In Stithorn’s view, the group’s ultimate goal is to evolve into a new electoral party amid growing speculation that Pheu Thai is being wooed to become a coalition partner in the Prayut government.
In case the speculation is true, it was necessary to establish a new party for pro-democracy Pheu Thai members who are strongly opposed to the current government, he added.
The analyst said the co-founders of CARE may be seeking to repeat their previous success as co-founders of Thaksin’s Thai Rak Thai (TRT), which swept to power in 2001.
“They aim to form a party with a legacy like TRT, one that will also attract young-generation voters like the now-defunct Thai Raksa Chart Party [another Thaksin-affiliate party],” Stithorn commented.
But Stithorn was sceptical this aim can be achieved, given the dramatic changes in the political landscape, context and allegiances of voters in the 22 years since the TRT was founded.
To stamp its mark like TRT and grab votes among the fast-swelling young generation is no easy task, experts said.
The TRT won dramatic success two decades ago because it brought fresh policies as well as hope to the new generation.
But now, the Kao Klai Party and the Progressive Forward Group led by billionaire-turned-politician Thanathorn Juangroongruangkit – both spawned from the dissolved Future Forward Party – have attracted strong followings among the younger generation, making it difficult for other parties to grab a share, Stithorn added.
Moreover, there is also competition for the youth vote from others, including the newly formed Kla or Dare Party of Korn Chatikavanij and the Progressive Constitution Group co-founded by Parit “Itim” Wacharasindhu, a former member of the Democrat Party’s New Dem faction.
Yuthaporn agreed that CARE offered little to attract new-generation voters, who tend to be more interested in identity politics or issues like gender and environment.
The academic said that to be successful, a new political group must propose fresh ideas that catch the public’s imagination. If its ideas fell flat, then the group would remain a think-tank, criticising and scrutinising the government’s policies, but never making the leap to become an established party.
Moreover, the fact that its co-founders are associated with Thaksin would make it difficult for the group to attract anything other than Pheu Thai supporters or to broaden its political base beyond that of Thaksin to other groups, especially the new generation, according to Yuthaporn.
Distancing themselves from the fugitive ex-premier will be a tough task given group members will be questioned as to whether they are just another part of Thaksin’s “political game”, said the academic.
CARE, which was launched with 30-40 members, describes itself as a group of people from all walks of life who care about the future of Thailand.

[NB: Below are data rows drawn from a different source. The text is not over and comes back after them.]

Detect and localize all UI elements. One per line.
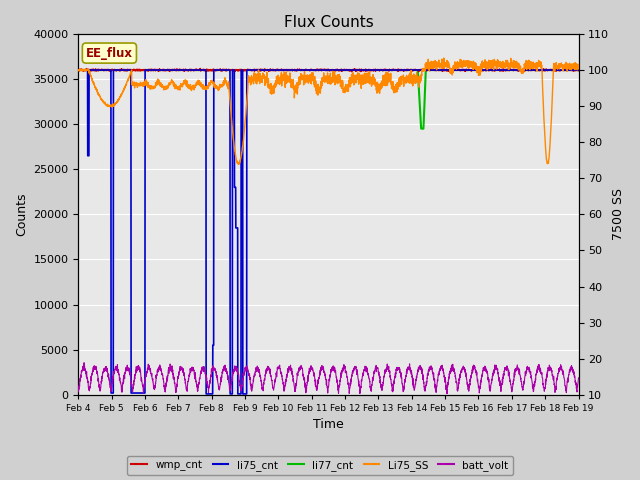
Y-axis label: 7500 SS: 7500 SS (612, 188, 625, 240)
Title: Flux Counts: Flux Counts (284, 15, 373, 30)
Text: EE_flux: EE_flux (86, 47, 133, 60)
Legend: wmp_cnt, li75_cnt, li77_cnt, Li75_SS, batt_volt: wmp_cnt, li75_cnt, li77_cnt, Li75_SS, ba… (127, 456, 513, 475)
Y-axis label: Counts: Counts (15, 192, 28, 236)
X-axis label: Time: Time (313, 419, 344, 432)
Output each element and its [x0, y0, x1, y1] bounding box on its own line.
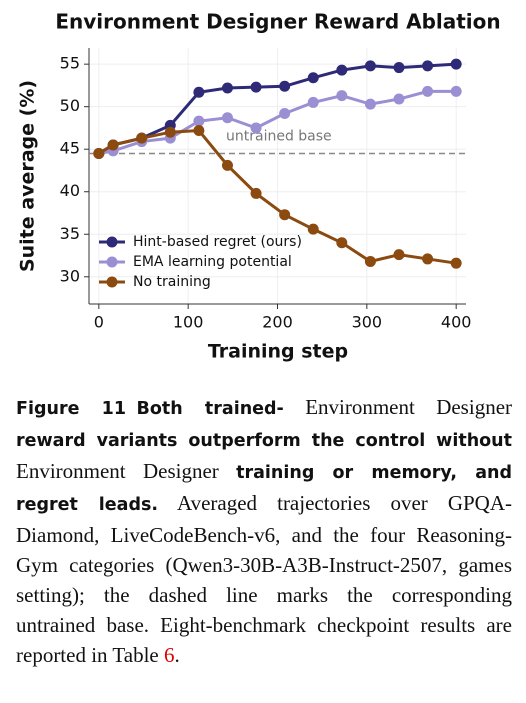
- chart-title: Environment Designer Reward Ablation: [55, 10, 500, 34]
- x-tick-label: 400: [441, 313, 472, 332]
- data-point: [393, 62, 405, 74]
- caption-text: Environment Designer: [305, 395, 513, 419]
- x-tick-label: 300: [352, 313, 383, 332]
- data-point: [279, 209, 291, 221]
- data-point: [221, 159, 233, 171]
- data-point: [307, 223, 319, 235]
- data-point: [279, 80, 291, 92]
- caption: Figure 11 Both trained- Environment Desi…: [16, 392, 512, 670]
- caption-text: training or memory, and regret leads.: [16, 463, 512, 515]
- data-point: [307, 72, 319, 84]
- data-point: [164, 126, 176, 138]
- data-point: [93, 147, 105, 159]
- legend-marker: [106, 276, 118, 288]
- legend-label: No training: [133, 274, 211, 290]
- data-point: [336, 90, 348, 102]
- caption-text: reward variants outperform the control w…: [16, 431, 512, 451]
- data-point: [279, 107, 291, 119]
- data-point: [221, 112, 233, 124]
- data-point: [336, 64, 348, 76]
- data-point: [193, 115, 205, 127]
- data-point: [393, 93, 405, 105]
- data-point: [364, 255, 376, 267]
- data-point: [193, 86, 205, 98]
- data-point: [393, 249, 405, 261]
- y-axis-label: Suite average (%): [17, 80, 39, 272]
- data-point: [422, 253, 434, 265]
- data-point: [450, 58, 462, 70]
- data-point: [450, 85, 462, 97]
- caption-text: Both trained-: [136, 399, 284, 419]
- y-tick-label: 55: [60, 54, 80, 73]
- y-tick-label: 50: [60, 96, 80, 115]
- data-point: [250, 81, 262, 93]
- y-tick-label: 40: [60, 181, 80, 200]
- x-axis-label: Training step: [208, 341, 348, 363]
- legend-marker: [106, 236, 118, 248]
- data-point: [422, 85, 434, 97]
- caption-text: Figure 11: [16, 399, 126, 419]
- data-point: [307, 96, 319, 108]
- data-point: [450, 257, 462, 269]
- x-tick-label: 100: [173, 313, 204, 332]
- data-point: [422, 60, 434, 72]
- annotation: untrained base: [226, 128, 332, 144]
- data-point: [107, 139, 119, 151]
- x-tick-label: 0: [94, 313, 104, 332]
- data-point: [364, 98, 376, 110]
- legend-label: EMA learning potential: [133, 254, 292, 270]
- data-point: [136, 132, 148, 144]
- x-tick-label: 200: [262, 313, 293, 332]
- caption-text: Environment Designer: [16, 459, 219, 483]
- caption-text: 6: [164, 643, 175, 667]
- y-tick-label: 30: [60, 266, 80, 285]
- data-point: [364, 60, 376, 72]
- y-tick-label: 35: [60, 224, 80, 243]
- chart: Environment Designer Reward Ablation Tra…: [17, 10, 501, 363]
- data-point: [250, 122, 262, 134]
- legend-marker: [106, 256, 118, 268]
- y-tick-label: 45: [60, 139, 80, 158]
- data-point: [193, 124, 205, 136]
- data-point: [336, 237, 348, 249]
- legend-label: Hint-based regret (ours): [133, 234, 302, 250]
- caption-text: Averaged trajectories over GPQA-Diamond,…: [16, 491, 512, 667]
- data-point: [221, 82, 233, 94]
- data-point: [250, 187, 262, 199]
- caption-text: .: [174, 643, 180, 667]
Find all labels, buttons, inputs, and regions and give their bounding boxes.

“We will expand our network to brainstorm and cooperate, bringing everyone together to ‘think, drive, Thai’,” says the group’s campaign manifesto.

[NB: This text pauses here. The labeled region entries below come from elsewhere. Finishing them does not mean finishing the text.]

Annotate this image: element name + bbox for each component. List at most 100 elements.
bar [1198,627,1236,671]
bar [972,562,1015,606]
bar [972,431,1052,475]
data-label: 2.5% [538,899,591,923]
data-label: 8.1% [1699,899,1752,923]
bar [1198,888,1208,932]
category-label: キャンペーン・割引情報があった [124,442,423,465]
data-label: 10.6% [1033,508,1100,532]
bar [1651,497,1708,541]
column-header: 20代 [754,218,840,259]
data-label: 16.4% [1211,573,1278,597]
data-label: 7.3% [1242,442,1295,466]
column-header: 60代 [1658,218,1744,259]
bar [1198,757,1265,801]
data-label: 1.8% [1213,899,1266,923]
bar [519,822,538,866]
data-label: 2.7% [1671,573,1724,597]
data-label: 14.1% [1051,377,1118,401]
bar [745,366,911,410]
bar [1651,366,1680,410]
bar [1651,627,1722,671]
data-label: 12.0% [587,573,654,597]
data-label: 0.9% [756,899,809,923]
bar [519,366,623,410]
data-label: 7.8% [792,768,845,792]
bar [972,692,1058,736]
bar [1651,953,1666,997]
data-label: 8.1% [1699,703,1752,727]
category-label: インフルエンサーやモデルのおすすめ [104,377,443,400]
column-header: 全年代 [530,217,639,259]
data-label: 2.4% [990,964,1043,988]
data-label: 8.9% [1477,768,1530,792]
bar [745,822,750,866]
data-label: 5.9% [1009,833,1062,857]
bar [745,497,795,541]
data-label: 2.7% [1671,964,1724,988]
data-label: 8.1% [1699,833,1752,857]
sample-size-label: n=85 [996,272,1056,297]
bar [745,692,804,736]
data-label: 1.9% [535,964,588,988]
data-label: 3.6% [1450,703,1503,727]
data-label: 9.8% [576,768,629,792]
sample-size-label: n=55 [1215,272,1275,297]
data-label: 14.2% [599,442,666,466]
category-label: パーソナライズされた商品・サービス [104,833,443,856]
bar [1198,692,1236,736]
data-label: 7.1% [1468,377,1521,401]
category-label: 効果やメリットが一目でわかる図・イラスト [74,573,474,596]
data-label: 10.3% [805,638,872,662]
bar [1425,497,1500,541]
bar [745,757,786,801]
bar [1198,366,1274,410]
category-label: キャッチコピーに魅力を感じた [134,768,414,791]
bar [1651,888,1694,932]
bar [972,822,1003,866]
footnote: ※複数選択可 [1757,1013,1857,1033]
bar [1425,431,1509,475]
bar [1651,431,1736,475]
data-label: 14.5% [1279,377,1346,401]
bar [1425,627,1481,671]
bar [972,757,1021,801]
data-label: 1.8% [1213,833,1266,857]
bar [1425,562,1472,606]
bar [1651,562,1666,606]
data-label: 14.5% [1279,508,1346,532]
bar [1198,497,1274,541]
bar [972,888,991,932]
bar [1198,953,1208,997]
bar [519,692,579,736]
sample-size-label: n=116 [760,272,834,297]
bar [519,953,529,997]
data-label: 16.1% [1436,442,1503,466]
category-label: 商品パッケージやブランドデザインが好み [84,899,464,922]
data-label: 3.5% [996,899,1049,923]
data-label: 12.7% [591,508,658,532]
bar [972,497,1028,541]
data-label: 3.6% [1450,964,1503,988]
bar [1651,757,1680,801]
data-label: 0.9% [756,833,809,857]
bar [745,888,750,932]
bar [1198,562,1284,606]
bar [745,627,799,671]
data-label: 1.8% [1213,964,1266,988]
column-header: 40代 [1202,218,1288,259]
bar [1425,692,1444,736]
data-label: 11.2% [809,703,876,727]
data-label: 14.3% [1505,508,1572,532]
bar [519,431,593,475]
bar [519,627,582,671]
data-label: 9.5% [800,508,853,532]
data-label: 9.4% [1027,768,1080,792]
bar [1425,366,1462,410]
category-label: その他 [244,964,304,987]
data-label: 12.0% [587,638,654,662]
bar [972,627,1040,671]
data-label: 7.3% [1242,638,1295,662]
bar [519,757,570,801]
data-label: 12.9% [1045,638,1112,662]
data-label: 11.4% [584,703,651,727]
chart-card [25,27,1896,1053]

“We believe we will be able to generate countless possibilities and solutions to drive Thailand ahead to regain its dignity and pride alongside other civilised countries.”
Apart from heavyweight politicians linked with Thaksin, other founders including economist Supavut Saichue, outspoken TV commentator Lakkhana “Khaek” Panvichai, and celebrated architect Duangrit Bunnag. All were introduced at the group’s launch event, held in a studio at Voice TV, which is owned by Thaksin’s children.
The widespread belief that CARE was formed as a result of conflict within Pheu Thai was dismissed by co-founder Phumtham. He insisted that he is still a Pheu Thai member and had no plans to invite fellow party members to join the group.
Questioned on why he had not kept his political activity within Pheu Thai, Phumtham said CARE was formed to gather ideas for solutions to the country’s problems from civil networks and professionals in various fields, who would have been reluctant to join any initiative launched by an existing party.
However, Phumtham did not rule out the possibility of CARE becoming a political party.
“It depends on future situations,” he said.